As the event became public knowledge, critics of Barnard seized upon the opportunity to have the Chancellor replaced. Banham started a whispering campaign and he would tell anyone that would listen that Barnard was “in favor of taking negro testimony against students.” When this came to Barnard’s attention, he indignantly denied it.
In Dr. Allen Cabaniss’ history of the university’s first hundred years of the University of Mississippi, he states that “through the negligence of the secretary and the seemingly ordinary and unimportant character of the proceedings (the faculty meeting of May 23, 1859), the minutes of this meeting were not reported: that page in the faculty book is blank except for the date.”
Due to this fact, Barnard called another faculty meeting for February 2, 1860. This was so that a true record of the faculty’s findings could be made a part of the university’s records. The faculty members were then allowed to enter into the minutes each of their own reasons for their vote. Barnard then asked for a full meeting of the Board of Trustees to investigate the charges made against him.
The Trustees met in Oxford on March 1st and 2nd of 1860 to hear the charges brought against Barnard by Branham. Each man had secured his own witnesses. Branham stated that his objection to the matter and to Barnard were three-fold. First, that Barnard admitted black testimony as circumstantial evidence against a student; second, that he wanted the university catalog printed “at the North,” and third, that he had considered the offer of a position at Yale.

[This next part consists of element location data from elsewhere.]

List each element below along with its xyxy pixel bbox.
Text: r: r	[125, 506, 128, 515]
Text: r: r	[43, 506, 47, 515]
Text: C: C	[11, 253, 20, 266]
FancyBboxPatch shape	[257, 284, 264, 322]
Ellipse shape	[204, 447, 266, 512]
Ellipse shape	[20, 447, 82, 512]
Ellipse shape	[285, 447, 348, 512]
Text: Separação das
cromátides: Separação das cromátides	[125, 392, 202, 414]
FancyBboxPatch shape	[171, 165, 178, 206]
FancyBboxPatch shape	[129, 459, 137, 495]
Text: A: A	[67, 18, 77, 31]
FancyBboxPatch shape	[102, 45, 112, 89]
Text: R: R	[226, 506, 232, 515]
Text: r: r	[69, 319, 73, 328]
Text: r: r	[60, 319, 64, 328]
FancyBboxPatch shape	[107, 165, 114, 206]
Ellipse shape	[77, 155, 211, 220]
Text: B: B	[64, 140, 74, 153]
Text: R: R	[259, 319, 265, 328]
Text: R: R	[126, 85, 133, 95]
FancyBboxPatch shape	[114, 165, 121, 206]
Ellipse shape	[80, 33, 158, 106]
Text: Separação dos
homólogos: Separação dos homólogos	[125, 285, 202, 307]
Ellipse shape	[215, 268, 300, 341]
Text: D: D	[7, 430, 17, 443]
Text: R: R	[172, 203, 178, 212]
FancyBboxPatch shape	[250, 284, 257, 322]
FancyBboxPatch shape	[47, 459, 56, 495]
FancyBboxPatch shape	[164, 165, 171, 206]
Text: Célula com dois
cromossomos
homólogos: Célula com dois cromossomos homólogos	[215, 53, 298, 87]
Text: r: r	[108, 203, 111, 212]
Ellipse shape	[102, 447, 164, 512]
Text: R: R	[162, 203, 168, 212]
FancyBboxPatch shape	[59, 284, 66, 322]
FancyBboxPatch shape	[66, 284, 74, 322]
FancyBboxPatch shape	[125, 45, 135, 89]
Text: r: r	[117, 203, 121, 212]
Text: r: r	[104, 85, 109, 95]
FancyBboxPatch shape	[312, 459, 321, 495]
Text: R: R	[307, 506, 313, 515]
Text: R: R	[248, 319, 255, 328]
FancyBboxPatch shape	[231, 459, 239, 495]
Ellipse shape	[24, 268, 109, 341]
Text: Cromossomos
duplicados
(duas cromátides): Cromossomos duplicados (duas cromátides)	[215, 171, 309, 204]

When Chancellor Barnard had been questioned and after he recounted the incident and justified his action, he concluded by saying, “as to my sentiments on the subject of slavery … I am a slave holder, and, if I know myself, I am sound on the slavery question.”
The Trustees, by unanimous vote vindicated Barnard and they stated, “F.A.P. Barnard stands fully and honorably acquitted of every charge brought against him.” They went on to resolve “and declare our full conviction that his labors are doing great service to the cause of education and science, and placing the reputation of the University upon an immovable basis.”
News of the incident and the campaign against Barnard even reached to our nation’s capitol and to the ears of former Trustee and close friend of Barnard, Secretary of the Interior Jacob Thompson of Oxford. He saw fit to write and urged him not to be “moved by these things … Such trials will only prove your firmness and worth, and the mischief will fall on the heads of your adversaries.”